Feinstein, a member of the Senate Intelligence Committee, said after learning of Tenet's announcement that it was "startling . . . because of the time we're in and the situation."

President Bush said Saturday that Tenet's departure should not hurt morale at the CIA. Others, however, are less certain about how assured the public will feel.

"To the average American, it definitely doesn't look good," said Thomas M. Sanderson, an analyst who has studied terrorists and terrorism policy for the Pentagon's Defense Intelligence Agency.

News of the departures came just a week after the top law enforcement officials said they believe al-Qaida terrorists are close to completing a plan for a major strike on America.

Attorney General John Ashcroft said a steady stream of "disturbing" intelligence, collected for months, indicated that could mean terrorists already are in the United States to execute the plan.

Officials are particularly concerned about upcoming high-profile and large gatherings such as the political conventions this summer, the July Fourth holiday and the fall elections.

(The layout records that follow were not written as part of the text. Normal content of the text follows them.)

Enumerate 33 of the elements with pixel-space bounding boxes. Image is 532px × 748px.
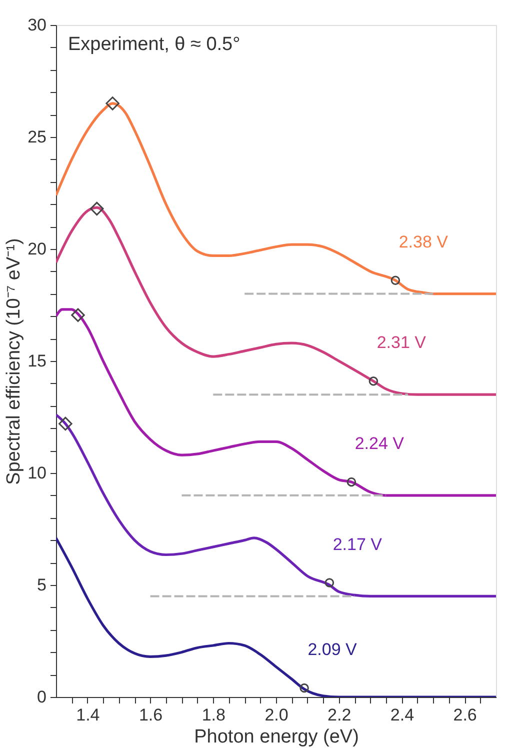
point — [106, 96, 120, 110]
x-tick-label: 2.0 — [264, 706, 288, 724]
point — [390, 276, 400, 285]
point — [324, 578, 334, 588]
series-label: 2.38 V — [398, 232, 449, 252]
y-tick-label: 15 — [28, 352, 46, 370]
series-label: 2.17 V — [332, 534, 383, 554]
x-tick-label: 1.4 — [76, 706, 100, 724]
y-tick-label: 0 — [37, 688, 46, 706]
y-tick-label: 25 — [28, 128, 46, 146]
x-tick-label: 1.6 — [138, 706, 163, 724]
y-tick-label: 30 — [28, 16, 46, 34]
x-axis-title: Photon energy (eV) — [194, 726, 359, 748]
point — [368, 376, 378, 386]
y-axis-title: Spectral efficiency (10⁻⁷ eV⁻¹) — [4, 238, 25, 485]
x-tick-label: 2.6 — [453, 706, 477, 724]
series-label: 2.09 V — [308, 640, 358, 660]
annotation: Experiment, θ ≈ 0.5° — [68, 34, 240, 55]
line-series — [56, 413, 496, 598]
point — [346, 477, 356, 487]
series-label: 2.31 V — [376, 333, 427, 352]
x-tick-label: 2.2 — [328, 706, 352, 724]
y-tick-label: 10 — [28, 464, 46, 482]
point — [300, 683, 309, 693]
line-series — [56, 308, 496, 497]
point — [71, 308, 85, 322]
x-tick-label: 1.8 — [202, 706, 226, 724]
y-tick-label: 20 — [28, 240, 46, 258]
y-tick-label: 5 — [37, 576, 46, 594]
x-tick-label: 2.4 — [390, 706, 414, 724]
series-label: 2.24 V — [354, 434, 405, 453]
point — [90, 202, 104, 216]
point — [58, 416, 72, 431]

"I think what we need is continuity right now because this nation is on alert," Feinstein said.

Much-criticized for the intelligence failures of the Sept. 11 attacks and faulty prewar intelligence on Iraq, Tenet announced Thursday he was leaving to spend more time with his family.

Pavitt made his decision to retire several weeks ago, well before Tenet's resignation, though it was officially announced to the agency's workers Friday.

Stephen Kappes, a 23-year agency veteran, is expected to take over Pavitt's job at the division responsible for foreign intelligence gathering.

Bush said Saturday he talked with Tenet about CIA morale when the director told him Wednesday night of his decision.

"He assured me that morale would remain high because people inside the agency understand the vitality of their mission," Bush said at a news conference with Italian Prime Minister Silvio Berlusconi during a visit to Rome.

It was not clear whether Bush soon will nominate Tenet's successor or steer clear during the presidential campaign, avoiding debate over intelligence failures in what could be a tough confirmation fight.

Bush has asked Tenet's deputy, John McLaughlin, to temporarily head the agency after Tenet leaves in mid-July. The president said McLaughlin "has my confidence but more importantly has the confidence of the people who work in the agency."

On Capitol Hill, there were questions about how much credibility McLaughlin will have, given that he played a significant role in intelligence analysis during the Iraq weapons miscalculations.

Some said it was Tenet and his strong personality who kept a check on the Pentagon, where most of the intelligence budget is spent and where some civilian leaders aggressively push their own intelligence views.

There also was the question of how McLaughin's relationship with Bush would play out. Would he continue the somewhat unusual trend established in the Bush administration of having the CIA director attend the president's regular morning briefings on intelligence?

McLaughlin in the past filled in for Tenet when Tenet was unavailable.

John Brennan, director of the federal Terrorist Threat Integration Center, said McLaughlin will provide continuity because he and Tenet worked closely together over the past several years.

Others said it may not ultimately matter who heads the agency temporarily because it is a huge, well-oiled operation that will continue to function regardless.

"The director is just one person on top," said Richard K. Betts, a former staffer at the National Security Council and the Senate Intelligence Committee who teaches political science at Columbia University. "And the problems that existed before September 11 are probably less than they were then."

Sanderson said the leadership changes may be "symbolic to our enemies and symbolic to the country at a time of uncertainty, strife," but may not have much practical effect.

Also reassuring, Betts said, is that "everyone ... will be so sensitized to not missing a warning, that the system will be doing about as well as it can no matter who's at the top."

"If any warning bubbles up," he said, "it probably won't be hard to get the attention of the White House."